Алдар поставил её на пол, сел рядом на корточки и посмотрел на неё, как смотрел на объекты перед началом работ.
Скотч на крышке потемнел и лопнул сам, вдоль, от старости. Его не разрезали. По краю крышки лежала ровная полоса пыли, не тронутая нигде.
Коробку не открывали ни разу.
Он подумал об этом спокойно и коротко, как думают о факте, а не о человеке. Мать привезла её и поставила. Потом было семнадцать лет, в которые она собиралась разобрать, а он собирался ей помочь.
Он снял крышку.
* * *
Внутри были бумаги.
Не сложенные в порядке, не подшитые — просто бумаги, лежащие стопками, как их когда-то сложили и больше не трогали. Сверху немного просело, картон в углу отсырел и покоробился, но не сильно. Он аккуратно вынул верхнюю стопку и положил рядом на пол.

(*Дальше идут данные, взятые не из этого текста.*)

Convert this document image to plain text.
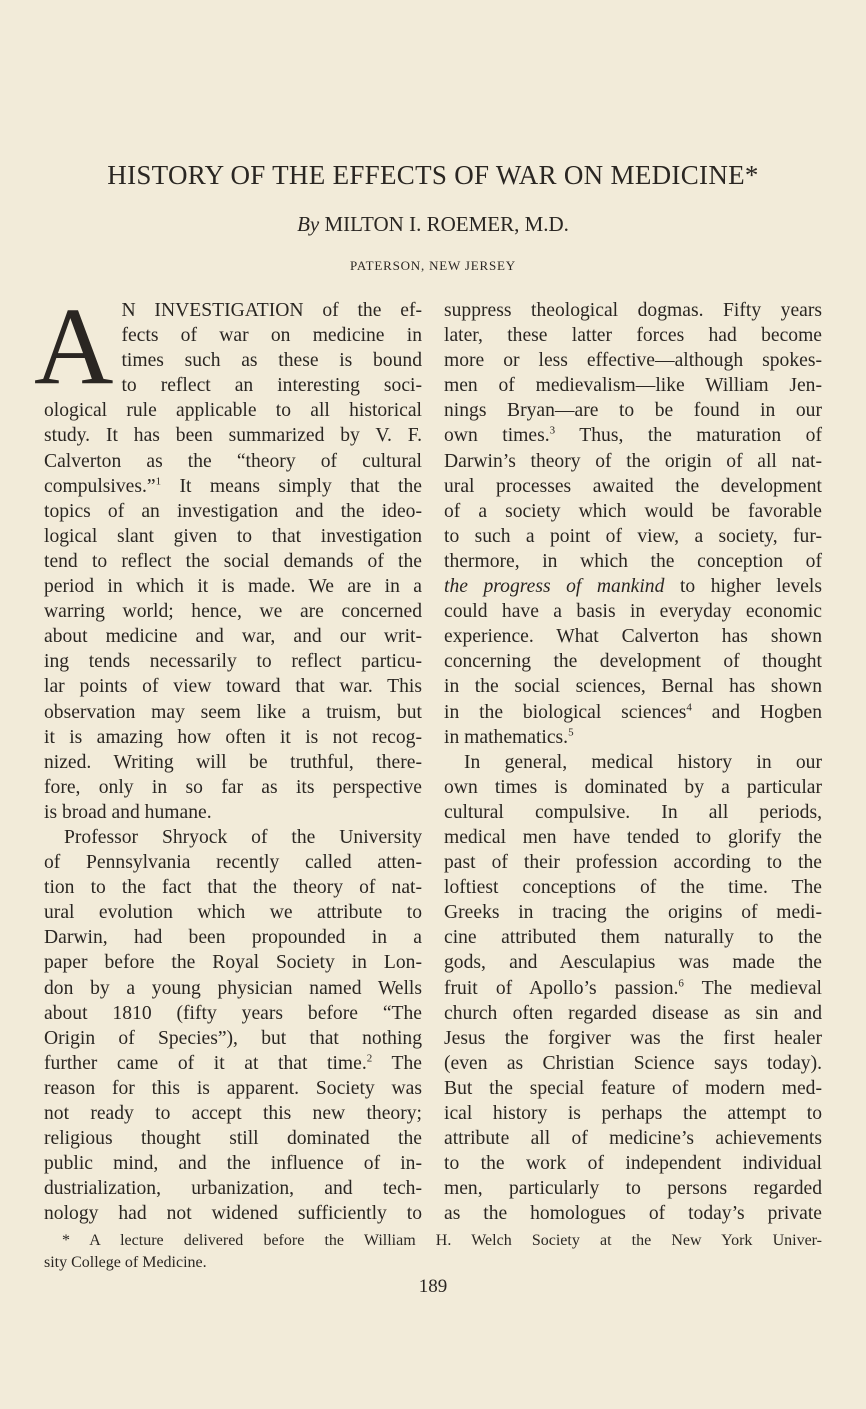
HISTORY OF THE EFFECTS OF WAR ON MEDICINE*
By MILTON I. ROEMER, M.D.
PATERSON, NEW JERSEY

A N INVESTIGATION of the ef-
fects of war on medicine in
times such as these is bound
to reflect an interesting soci-
ological rule applicable to all historical
study. It has been summarized by V. F.
Calverton as the “theory of cultural
compulsives.”$^1$ It means simply that the
topics of an investigation and the ideo-
logical slant given to that investigation
tend to reflect the social demands of the
period in which it is made. We are in a
warring world; hence, we are concerned
about medicine and war, and our writ-
ing tends necessarily to reflect particu-
lar points of view toward that war. This
observation may seem like a truism, but
it is amazing how often it is not recog-
nized. Writing will be truthful, there-
fore, only in so far as its perspective
is broad and humane.

Professor Shryock of the University
of Pennsylvania recently called atten-
tion to the fact that the theory of nat-
ural evolution which we attribute to
Darwin, had been propounded in a
paper before the Royal Society in Lon-
don by a young physician named Wells
about 1810 (fifty years before “The
Origin of Species”), but that nothing
further came of it at that time.$^2$ The
reason for this is apparent. Society was
not ready to accept this new theory;
religious thought still dominated the
public mind, and the influence of in-
dustrialization, urbanization, and tech-
nology had not widened sufficiently to

suppress theological dogmas. Fifty years
later, these latter forces had become
more or less effective—although spokes-
men of medievalism—like William Jen-
nings Bryan—are to be found in our
own times.$^3$ Thus, the maturation of
Darwin’s theory of the origin of all nat-
ural processes awaited the development
of a society which would be favorable
to such a point of view, a society, fur-
thermore, in which the conception of
the progress of mankind to higher levels
could have a basis in everyday economic
experience. What Calverton has shown
concerning the development of thought
in the social sciences, Bernal has shown
in the biological sciences$^4$ and Hogben
in mathematics.$^5$

In general, medical history in our
own times is dominated by a particular
cultural compulsive. In all periods,
medical men have tended to glorify the
past of their profession according to the
loftiest conceptions of the time. The
Greeks in tracing the origins of medi-
cine attributed them naturally to the
gods, and Aesculapius was made the
fruit of Apollo’s passion.$^6$ The medieval
church often regarded disease as sin and
Jesus the forgiver was the first healer
(even as Christian Science says today).
But the special feature of modern med-
ical history is perhaps the attempt to
attribute all of medicine’s achievements
to the work of independent individual
men, particularly to persons regarded
as the homologues of today’s private

* A lecture delivered before the William H. Welch Society at the New York Univer-
sity College of Medicine.
189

Конверты. Много. Со штампами, с бледной лиловой печатью, некоторые надорванные сбоку, некоторые вскрытые ровно — ножом или, скорее, чем-то плоским. Обратные адреса были казённые, отпечатанные, с сокращениями, которые он видел в архивах: отдел, управление, район, область. Он не стал их читать. Он вообще не собирался сегодня ничего читать; он собирался понять, что это, и решить, в какой угол.

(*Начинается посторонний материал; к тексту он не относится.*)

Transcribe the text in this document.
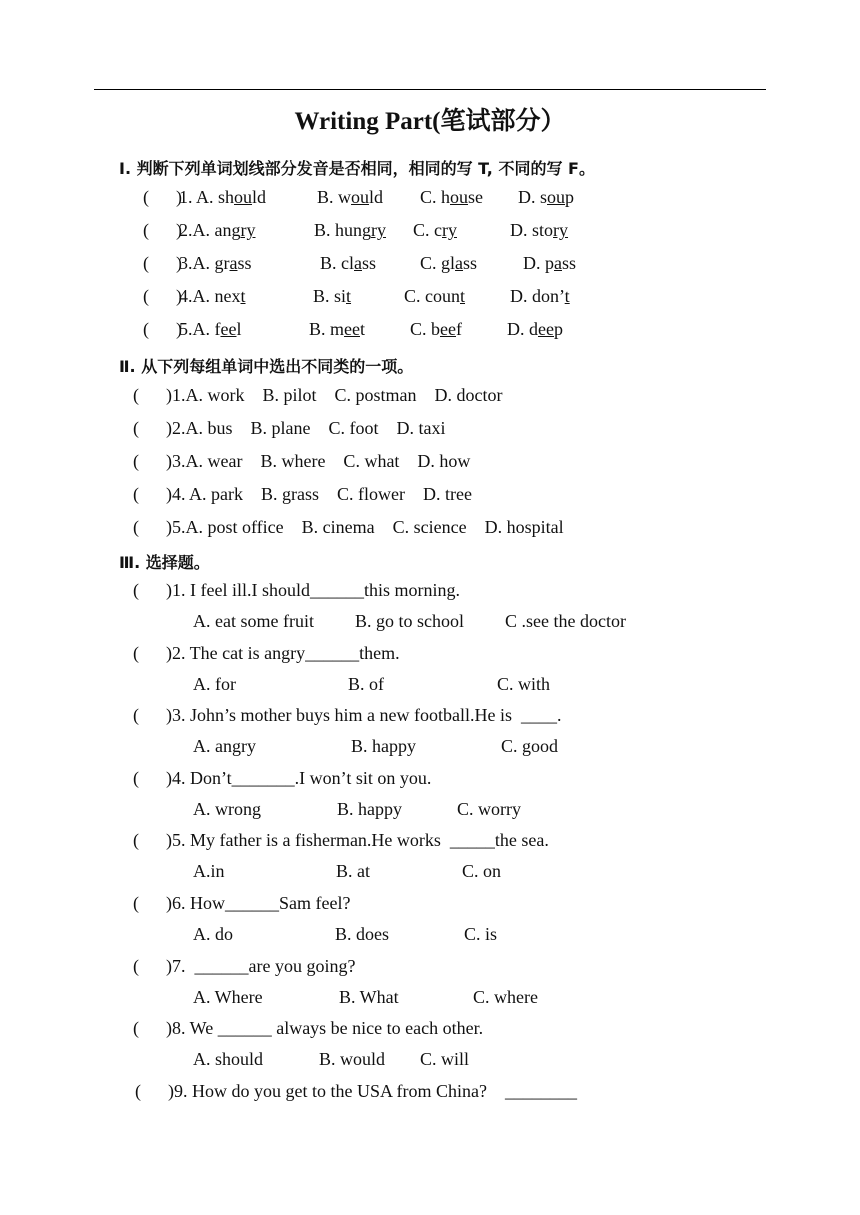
Writing Part(笔试部分）
Ⅰ. 判断下列单词划线部分发音是否相同，相同的写 T, 不同的写 F。
(      )
1. A. should	B. would C. house D. soup
(      )
2.A. angry	B. hungry C. cry	D. story
(      )
3.A. grass	B. class C. glass	D. pass
(      )
4.A. next	B. sit	C. count D. don’t
(      )
5.A. feel	B. meet C. beef	D. deep
Ⅱ. 从下列每组单词中选出不同类的一项。
(      )1.A. work    B. pilot    C. postman    D. doctor
(      )2.A. bus    B. plane    C. foot    D. taxi
(      )3.A. wear    B. where    C. what    D. how
(      )4. A. park    B. grass    C. flower    D. tree
(      )5.A. post office    B. cinema    C. science    D. hospital
Ⅲ. 选择题。
(      )1. I feel ill.I should______this morning.
A. eat some fruit B. go to school C .see the doctor
(      )2. The cat is angry______them.
A. for	B. of	C. with
(      )3. John’s mother buys him a new football.He is  ____.
A. angry	B. happy	C. good
(      )4. Don’t_______.I won’t sit on you.
A. wrong	B. happy	C. worry
(      )5. My father is a fisherman.He works  _____the sea.
A.in	B. at	C. on
(      )6. How______Sam feel?
A. do	B. does	C. is
(      )7.  ______are you going?
A. Where	B. What	C. where
(      )8. We ______ always be nice to each other.
A. should	B. would C. will
(      )9. How do you get to the USA from China?    ________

Под конвертами лежали справки.
Их он перебрал уже медленнее — по привычке, потому что старую бумагу брал за края и всегда смотрел сначала на неё саму, а потом на текст. Бумага была плохая, военного и послевоенного качества, серая, с включениями. Машинописный шрифт с выпадающей буквой. Печати выцвели до розового.

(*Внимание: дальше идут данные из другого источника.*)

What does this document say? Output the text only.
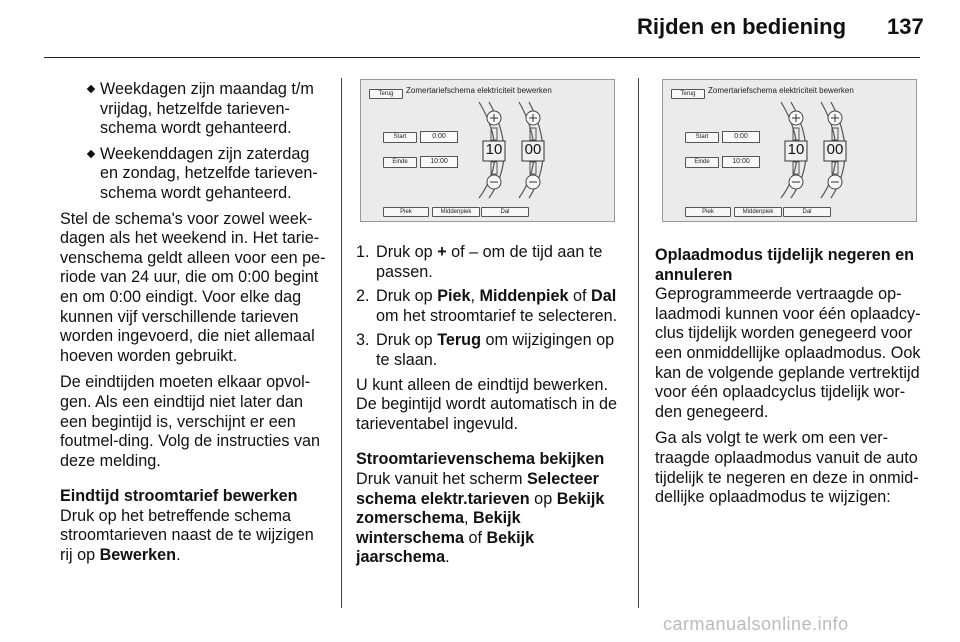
Rijden en bediening 137

Weekdagen zijn maandag t/m vrijdag, hetzelfde tarieven-schema wordt gehanteerd.

Weekenddagen zijn zaterdag en zondag, hetzelfde tarieven-schema wordt gehanteerd.

Stel de schema's voor zowel week-dagen als het weekend in. Het tarie-venschema geldt alleen voor een pe-riode van 24 uur, die om 0:00 begint en om 0:00 eindigt. Voor elke dag kunnen vijf verschillende tarieven worden ingevoerd, die niet allemaal hoeven worden gebruikt.

De eindtijden moeten elkaar opvol-gen. Als een eindtijd niet later dan een begintijd is, verschijnt er een foutmel-ding. Volg de instructies van deze melding.

Eindtijd stroomtarief bewerken

Druk op het betreffende schema stroomtarieven naast de te wijzigen rij op Bewerken.

Terug	Zomertariefschema elektriciteit bewerken
Start	0:00
Einde	10:00
10 00
Piek	Middenpiek	Dal
1. Druk op + of – om de tijd aan te passen.
2. Druk op Piek, Middenpiek of Dal om het stroomtarief te selecteren.
3. Druk op Terug om wijzigingen op te slaan.

U kunt alleen de eindtijd bewerken. De begintijd wordt automatisch in de tarieventabel ingevuld.

Stroomtarievenschema bekijken

Druk vanuit het scherm Selecteer schema elektr.tarieven op Bekijk zomerschema, Bekijk winterschema of Bekijk jaarschema.

Terug	Zomertariefschema elektriciteit bewerken
Start	0:00
Einde	10:00
10 00
Piek	Middenpiek	Dal

Oplaadmodus tijdelijk negeren en annuleren

Geprogrammeerde vertraagde op-laadmodi kunnen voor één oplaadcy-clus tijdelijk worden genegeerd voor een onmiddellijke oplaadmodus. Ook kan de volgende geplande vertrektijd voor één oplaadcyclus tijdelijk wor-den genegeerd.

Ga als volgt te werk om een ver-traagde oplaadmodus vanuit de auto tijdelijk te negeren en deze in onmid-dellijke oplaadmodus te wijzigen:

carmanualsonline.info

На третьей справке он остановился.
Не из-за того, что там было написано, а из-за одного слова в графе.
Большой Ницан.
Он смотрел на него дольше, чем нужно было, чтобы прочесть.
Ницан он знал всю жизнь. Ницан был местом, откуда дед. Про Ницан дед рассказывал всегда и охотно: про ильмень и про то, какая там вода осенью; про лебедей, которые поднимаются с шумом, потому что тяжёлые; про то, как ловили рыбу и как её потом упускали; про дерево, у которого осенью ягоды вяжут рот, и как надо есть, чтобы не свело; про кукушку, которую слышно с дороги к воде. Дед мог говорить про Ницан долго, и это всегда были хорошие истории, и они всегда были смешные или тёплые, а чаще и то и другое.
Но Алдар никогда не видел этого слова написанным.
И никогда не слышал, чтобы к нему прибавляли «Большой».
* * *
Лист лежал ниже, между справками, сложенный вчетверо.
Без конверта.
Бумага была другая — не казённая, обычная, в едва заметную линейку, вырванная откуда-то, потому что один край был неровный. Он развернул её на весу, придерживая по сгибам, и сгибы разошлись легко: их складывали и раскладывали много раз.
Наверху стояло имя.
Джиргала.
Ниже, через пропуск, две слова:
Я ищу.
И всё. Ни даты, ни подписи, ни обращения, ни продолжения — остальная часть листа была пустой, и он машинально перевернул её, но и с той стороны ничего не было.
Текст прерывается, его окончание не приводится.